Inevitabilmente il provvedimento ha suscitato forti reazioni dal panorama internazionale, dalla Cina all’Ue, e, nonostante le diverse risposte, tutti hanno concordato su un punto: nella guerra commerciale non c’è un vincitore. I dazi sono dannosi per le aziende e gravano soprattutto sui consumatori. L’Ue ha manifestato un profondo disappunto per la decisione statunitense, ma si è mostrata solida e decisa: “Mi rammarico profondamente della decisione degli USA di imporre dazi sulle esportazioni europee di acciaio e alluminio. […] I dazi ingiustificati sull’Ue non rimarranno senza risposta: innescheranno contromisure solide e proporzionate. L’Ue agirà per salvaguardare i suoi interessi economici. Proteggeremo i nostri lavoratori, le nostre aziende e consumatori”. Queste le parole della presidente della Commissione Ursula von der Leyen. Il commissario europeo al Commercio, Maroš Šefčovič, proseguendo sulla stessa linea rigida della presidente, ha reiterato che la risposta dell’Ue sarà dura e proporzionata e ha allertato sul rischio di un impatto negativo su scala globale.

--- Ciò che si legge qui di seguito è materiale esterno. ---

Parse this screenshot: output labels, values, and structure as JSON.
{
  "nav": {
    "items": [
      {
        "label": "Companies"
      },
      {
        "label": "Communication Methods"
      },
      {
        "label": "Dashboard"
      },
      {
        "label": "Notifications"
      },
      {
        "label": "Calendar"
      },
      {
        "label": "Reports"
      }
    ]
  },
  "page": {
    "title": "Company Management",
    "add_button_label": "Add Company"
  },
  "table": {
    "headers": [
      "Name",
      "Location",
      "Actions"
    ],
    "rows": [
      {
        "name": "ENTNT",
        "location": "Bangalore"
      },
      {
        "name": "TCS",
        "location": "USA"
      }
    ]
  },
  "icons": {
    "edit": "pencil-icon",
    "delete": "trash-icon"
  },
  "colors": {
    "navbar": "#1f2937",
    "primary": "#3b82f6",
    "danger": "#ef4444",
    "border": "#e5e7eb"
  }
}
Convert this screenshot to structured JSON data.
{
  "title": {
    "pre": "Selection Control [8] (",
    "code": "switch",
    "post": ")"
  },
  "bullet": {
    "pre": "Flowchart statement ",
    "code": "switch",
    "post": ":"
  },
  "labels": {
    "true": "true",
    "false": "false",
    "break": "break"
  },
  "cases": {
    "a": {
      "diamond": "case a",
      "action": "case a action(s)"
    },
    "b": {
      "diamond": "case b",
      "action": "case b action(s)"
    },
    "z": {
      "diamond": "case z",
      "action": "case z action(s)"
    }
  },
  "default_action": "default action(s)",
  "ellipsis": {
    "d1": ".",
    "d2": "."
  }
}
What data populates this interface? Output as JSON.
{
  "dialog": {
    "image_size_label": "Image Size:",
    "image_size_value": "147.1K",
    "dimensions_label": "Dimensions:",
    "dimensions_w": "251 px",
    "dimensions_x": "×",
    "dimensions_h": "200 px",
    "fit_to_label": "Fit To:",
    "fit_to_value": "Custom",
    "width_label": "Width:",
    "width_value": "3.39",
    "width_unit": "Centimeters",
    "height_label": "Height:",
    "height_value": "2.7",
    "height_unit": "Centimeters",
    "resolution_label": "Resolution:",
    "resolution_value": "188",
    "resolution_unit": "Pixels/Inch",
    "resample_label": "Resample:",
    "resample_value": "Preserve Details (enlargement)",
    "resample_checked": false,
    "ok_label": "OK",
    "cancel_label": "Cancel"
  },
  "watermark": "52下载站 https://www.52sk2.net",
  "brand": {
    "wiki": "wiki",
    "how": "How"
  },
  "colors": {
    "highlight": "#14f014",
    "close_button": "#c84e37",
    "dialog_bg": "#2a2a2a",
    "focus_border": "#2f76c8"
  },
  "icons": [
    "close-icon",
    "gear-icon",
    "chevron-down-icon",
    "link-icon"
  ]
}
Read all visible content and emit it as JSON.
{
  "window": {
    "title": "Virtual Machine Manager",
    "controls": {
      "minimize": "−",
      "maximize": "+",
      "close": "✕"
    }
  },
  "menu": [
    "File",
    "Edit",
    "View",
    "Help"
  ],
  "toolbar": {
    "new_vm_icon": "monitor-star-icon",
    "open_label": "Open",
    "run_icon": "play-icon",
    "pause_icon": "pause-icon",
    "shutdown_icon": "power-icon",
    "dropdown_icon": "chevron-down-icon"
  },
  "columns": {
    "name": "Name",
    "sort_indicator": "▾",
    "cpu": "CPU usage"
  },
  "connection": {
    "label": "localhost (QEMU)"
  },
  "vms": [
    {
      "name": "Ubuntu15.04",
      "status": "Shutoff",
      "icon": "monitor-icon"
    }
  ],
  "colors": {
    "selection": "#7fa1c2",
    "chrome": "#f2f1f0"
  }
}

Il portavoce della Commissione europea Olof Gill ha affermato che “il commercio è una competenza esclusiva dell’Ue. Gli Stati membri non possono negoziare da soli.” Ha rassicurato di essere in contatto con tutti e 27 in tutte le fasi e che a brevissimo ci sarà una call organizzata per coordinare la risposta europea.
Quanto alla Cina, si sa, è lei la vera avversaria economica degli Stati Uniti ed è proprio tra loro che si gioca il braccio di ferro più duro. Nonostante le avversità e la concorrenza, l’interscambio di merci tra i due colossi è una macchina potentissima e sempre attiva. Nel 2024 ha superato i 530 miliardi di euro e Pechino si è aggiudicata così il ruolo di pilastro dell’approvvigionamento per Washington. La Cina, seppur affermando convintamente che “non c’è via d’uscita per il protezionismo e non c’è vincitore nella guerra commerciale e nella guerra tariffaria”, ha risposto con una contromossa con tariffe fino tra il 10% e il 15% su 14 miliardi di dollari di importazioni americane, tra cui gas naturale liquefatto, carbone, automobili di lusso e attrezzature agricole. Inoltre, ha anche avanzato un reclamo all’Organizzazione mondiale del commercio (Wto) contro l’aumento unilaterale delle tariffe da parte degli Stati Uniti, che violerebbe gravemente le regole dell’organizzazione, classificandolo come un’azione di “natura dolosa” contro Pechino.
Una controrisposta commerciale dell’Ue, che ha già nel mirino prodotti simbolo come le motociclette Harley Davidson e il whisky, potrebbe portare a un rischio di escalation commerciale. Tuttavia, a Bruxelles si stanno già escogitando delle soluzioni alternative per evitare una guerra di dazi che comprometterebbe pericolosamente le relazioni tra i due Stati e auspicano un “deal”. Un aumento dell’acquisto di Gnl americano potrebbe essere un buon compromesso e permetterebbe inoltre all’Ue di ridurre la dipendenza dal gas russo.
Comunque, mentre i grandi giocano a risiko, a rimetterci sono sempre gli stessi: i cittadini.